Kettle’s Yard Learning & Community team has been working in partnership with researchers from the University of Cambridge and Birmingham to explore how creativity can support children and their families in getting ready to start school. This work has resulted in a new resource for parents and nursery teachers full of creative ideas and activities to spark conversations, inspired by art collections.
These resources will support the research of the Ready or Not? study led by teams at the Centre for Family Research at the University of Cambridge and the School of Psychology at the University of Birmingham.
In 2022, the Clore Learning Studio at Kettle’s Yard transformed into a creative research lab and everyone was invited to take part.

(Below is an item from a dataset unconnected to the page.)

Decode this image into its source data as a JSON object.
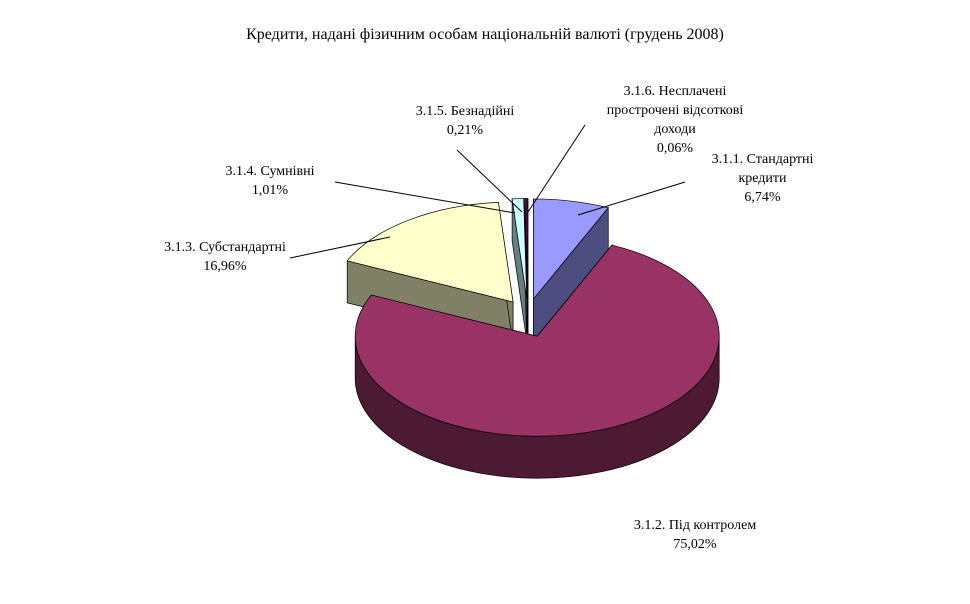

During July and August, artist Kaitlin Ferguson transformed the Clore Learning Studio at Kettle’s Yard into a creative lab, where she hosted a series of discussions, workshops, open days, and displays. Together with members of our local community and researchers at the University of Cambridge, Kaitlin used this space to explore how we can use art and creativity to better care for each other and the planet.
CoLAB’s themes were inspired by the research of Dr Louise Hickman at the Minderoo Centre for Technology and Democracy. Louise investigates how people with a diverse range of needs physically access the built environment and daily routines and how this data can inform the future of work. By exploring this topic creatively and with local voices, CoLAB has produced a new archive of experiences and perspectives.
In 2016, students from North Cambridge Academy selected Johann Arens to be artist-in-residence alongside Kettle’s Yard. Arens transformed a classroom into an experimental space and hosted a programme of activities including an after-school club, sensory walks, debates and immersive art-days. A reflection of the residency and its impact was considered by Kettle’s Yard learning team in an article for the Engage Journal.
Max Literacy: Inspiring Writing Through Art
Kettle’s Yard was one three lucky recipients of the inaugural Max Reinhardt Literacy Award, which has seen the Grove Primary School in Kings Hedges and Kettles Yard work with writer Claire Collison to respond to the collection. Children from year 3 worked with the writer and gallery for 6 weeks to develop their creative writing skills. A new learning resource inspired by the project entitled ‘Making Conversations’ has been developed and can be downloaded for free here.
SpaceMakers was a two-year project using creativity and contemporary arts to help pupils from two Cambridgeshire schools to engage with architecture and the built environment, to become ‘SpaceMakers’. Devised and overseen by Kettle’s Yard’s learning team, it was primarily delivered by two professional artists working closely with two lead teachers.